Security issues with connected cars are nothing new. Several years ago, researchers demonstrated that they could run a Jeep off the road after compromising the vehicle’s connected system. And last year, researchers uncovered a bug that allowed them to access the back end systems of an internet-connected vehicle management systems that could allow them to locate and unlock cars, disable their alarms and start the engines. But, according to Ars Technica, researchers from Tencent’s Keen Security Lab recently shed light on a different type of security vulnerability in a Tesla Model S 75 – one with potentially fatal consequences.
Without hacking into the car’s computing system, they were able to prove that a Tesla can be tricked into automatically changing lanes and driving into oncoming traffic. How? The researchers subtly altered the vehicle’s driving environment, placing discreet stickers across the roadway so that the Tesla’s Enhanced Autopilot feature would detect and follow the directional change in the current lane.

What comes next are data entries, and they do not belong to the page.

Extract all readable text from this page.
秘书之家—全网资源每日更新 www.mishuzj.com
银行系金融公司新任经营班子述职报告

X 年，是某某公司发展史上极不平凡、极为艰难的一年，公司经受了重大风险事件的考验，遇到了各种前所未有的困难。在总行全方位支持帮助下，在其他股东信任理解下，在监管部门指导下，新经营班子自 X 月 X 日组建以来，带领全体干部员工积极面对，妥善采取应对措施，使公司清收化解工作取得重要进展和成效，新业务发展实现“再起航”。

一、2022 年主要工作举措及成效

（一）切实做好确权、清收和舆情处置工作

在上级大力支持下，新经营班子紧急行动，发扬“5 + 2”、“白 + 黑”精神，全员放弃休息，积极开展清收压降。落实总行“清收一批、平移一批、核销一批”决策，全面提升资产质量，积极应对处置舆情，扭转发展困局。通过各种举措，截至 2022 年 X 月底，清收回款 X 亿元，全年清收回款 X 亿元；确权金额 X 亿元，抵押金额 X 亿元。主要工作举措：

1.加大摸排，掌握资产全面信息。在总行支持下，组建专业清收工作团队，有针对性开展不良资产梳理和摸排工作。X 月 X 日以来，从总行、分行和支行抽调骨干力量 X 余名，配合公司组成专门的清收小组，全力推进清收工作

In the full report, the researchers explained:
“Tesla autopilot module’s lane recognition function has a good robustness in an ordinary external environment (no strong light, rain, snow, sand and dust interference), but it still doesn’t handle the situation correctly in our test scenario. This kind of attack is simple to deploy, and the materials are easy to obtain. As we talked in the previous introduction of Tesla’s lane recognition function, Tesla uses a pure computer vision solution for lane recognition, and we found in this attack experiment that the vehicle driving decision is only based on computer vision lane recognition results. Our experiments proved that this architecture has security risks and reverse lane recognition is one of the necessary functions for autonomous driving in non-closed roads. In the scene we build, if the vehicle knows that the fake lane is pointing to the reverse lane, it should ignore this fake lane and then it could avoid a traffic accident.”
Although this type of attack isn’t the result of an issue with Tesla’s software, it does highlight one of the many potential security risks presented by connected vehicles. Elon Musk himself acknowledged the research as “solid work.”
You can read more about this vulnerability in the complete write-up in Ars Technica. Learn more about connected car hacks and stay up to date on the latest security news and best practices here on Secplicity.
But the potentially fatal flaw was not enough to merit Tesla’s Bug Bounty program and was not considered a real world scenario according to Tesla’s statement since the driver could easily take back control of the car assuming they are paying attention, which they always should be. The primary vulnerability in Tesla’s autopilot system which would result in the remote control of the car was already patched 2017-2018. Not a fan of self-driving anything, but I’m sure the Wright Brothers had issues to deal with before they took first flight. If Tesla has to wait for things to be perfect, they’ll never “get off the ground”. Will be interesting to see this unfold.
Interesting article. Curious how the reverse lane recognition functions during Minnesota’s other season… Road Construction. Crossovers happen frequently (and totally confuse Google Maps when it happens). Crossovers sometime happen with little or no advance notice. Contraflow is another tool which can be used in disasters (such as hurricane evacuation) and to manage congestion.